Customer loyalty: a dying concept?

Brand Loyalty

The retail world has rapidly expanded in the advent of the digital age, and customers have more choice than ever before. But with more choice comes more competition, and a shift in focus for consumers. where brand loyalty was once a deciding factor, customers are now more concerned with price and quality, regardless of the brand who supplies it. With this in mind, what can companies do to foster a sense of brand loyalty?


Do brands really need customer loyalty?

Customer loyalty is vital in terms of maintaining profitability, according to a report by Bain & Co.  Having loyal customers is an indication that a business is providing a sought-after service and that they’re meeting the needs of their market.

“The Value of Online Customer Loyalty” study revealed that it wasn’t until the fourth visit to an online clothes store that online customers brought a company profit. This translated to a customer staying with a business for 12 months to allow the company to break even. In addition to this, a shopper’s tenth purchase was found to be almost 80% larger than the first. Statistics like these demonstrate how important it is to hold onto customers.

Once a customer has generated a number of repeat purchases with a brand, a positive connection builds between the customer and the brand. These customers begin to trust this business too and this leads to customers recommending the service to others. This can then lead to new business from those who have learned about the brand’s positive reputation through word-of-mouth.

Customer loyalty also generates more chances to upsell other products and services. For example, if a customer trusts a business as somewhere to buy a new dress from, if they were in search of new shoes, it’s likely that they’d go to the same place — knowing the quality of service to expect.

Another report revealed that, as long as they received an exceptional service, 86% of customers would be willing to pay 25% more for an item. This is important to bear in mind too, as businesses can look to increase their prices if customers are aware of the good service that they offer.


Creating the perfect conditions for brand loyalty

One area firms must look at when nurturing brand loyalty is friction points. These are points where the customer resists the sale even though they may have had the intention of purchasing. This could be down to confusion, aggravation, or tiredness. A company must work on reducing these instances in order to keep customers on their side and generate sales.

In terms of customer service, CRM Barometer reported that:

  • 85% of UK customers would leave a brand because of a poor customer experience.
  • 52% of customers said that handling problems quickly with no queue is what they define to be ‘outstanding’ customer experience.
  • 36% said that having customer service available across many channels was important.
  • 22% said receiving relevant communication at the right time and through the right channel was something they value.

There is certainly an element of impatience among customers who are now used to digital benefits. And, in many ways, technology has made the sales process easier. From giving the customer instantaneous access to customer service channels, to the ability to see a full product range with the click of a few buttons. How else can companies reduce friction points through technology?
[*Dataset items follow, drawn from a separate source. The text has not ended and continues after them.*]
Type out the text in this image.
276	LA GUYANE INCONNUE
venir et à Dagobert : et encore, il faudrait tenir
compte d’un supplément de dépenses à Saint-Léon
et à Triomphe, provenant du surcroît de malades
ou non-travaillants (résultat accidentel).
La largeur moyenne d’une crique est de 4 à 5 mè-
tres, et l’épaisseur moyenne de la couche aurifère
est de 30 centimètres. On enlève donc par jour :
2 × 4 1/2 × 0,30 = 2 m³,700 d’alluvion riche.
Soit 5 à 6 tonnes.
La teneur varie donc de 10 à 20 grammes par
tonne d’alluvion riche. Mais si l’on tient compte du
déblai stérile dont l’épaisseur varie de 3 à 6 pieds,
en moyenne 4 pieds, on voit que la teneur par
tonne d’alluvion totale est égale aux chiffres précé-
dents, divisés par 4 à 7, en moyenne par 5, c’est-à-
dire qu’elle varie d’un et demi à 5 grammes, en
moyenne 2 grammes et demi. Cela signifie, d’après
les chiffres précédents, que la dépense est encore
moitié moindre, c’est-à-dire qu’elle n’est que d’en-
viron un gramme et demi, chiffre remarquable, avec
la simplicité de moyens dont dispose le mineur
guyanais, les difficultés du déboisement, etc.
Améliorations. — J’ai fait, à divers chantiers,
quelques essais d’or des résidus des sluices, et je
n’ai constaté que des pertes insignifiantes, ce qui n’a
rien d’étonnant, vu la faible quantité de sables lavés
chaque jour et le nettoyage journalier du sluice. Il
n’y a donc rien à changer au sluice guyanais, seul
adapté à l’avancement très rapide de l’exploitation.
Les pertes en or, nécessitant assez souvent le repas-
One-click buying is a key way to do this. This usually involves a customer inputting their payment and delivery information one time only and the website remembering this — enabling customers to simply make a purchase with the press of a ‘buy now’ button.

Customers are spoilt for choice when it comes to methods of purchase. This could be in-store, through a website, or through social channels. This allows the customer to shop however they feel most comfortable and through a platform that is most convenient to them — hopefully giving them a positive purchasing experience with few friction points.

Product images are a great way to reduce any uncertainty over a product that might hinder the choice to buy. This allows the customer to learn more about the product or service and find out if this is for them. A form of this technique is also used through influencer marketing, where individuals wear the dresses or shoes you sell, for example, so that people can see what they look like on ‘normal’ people rather than just on the models on the website.

H Obviously, a good website that is simple to access and use is the first step to reducing customer friction. This is achieved through simple navigation, mobile-friendly platforms, and fast-loading pages.



Good customer service needs to be tailored to each unique customer, responding to them as a person and not a sale. According to the DMA’s Customer Engagement 2017 report, 72% of customers would like loyalty offers to be more related to them and their needs.

Customer data garnered through insights is a great way for companies to see their customer demographic. Through this, a company should be tailoring offers and communications to truly target that audience. Not only does this make the customer feel valued, it also brings to their attention products and services that they may be genuinely interested in. Communications like these are more likely to result in a sale.


Retaining customers is not only as important as it ever was, but it’s also a difficult task. Although people are less likely to stick with one brand, there are things that companies can do to improve the likelihood that a customer will stay loyal. From taking time to reduce friction points, to introducing tailored services, a business must understand its customer’s needs to stand out from the rest.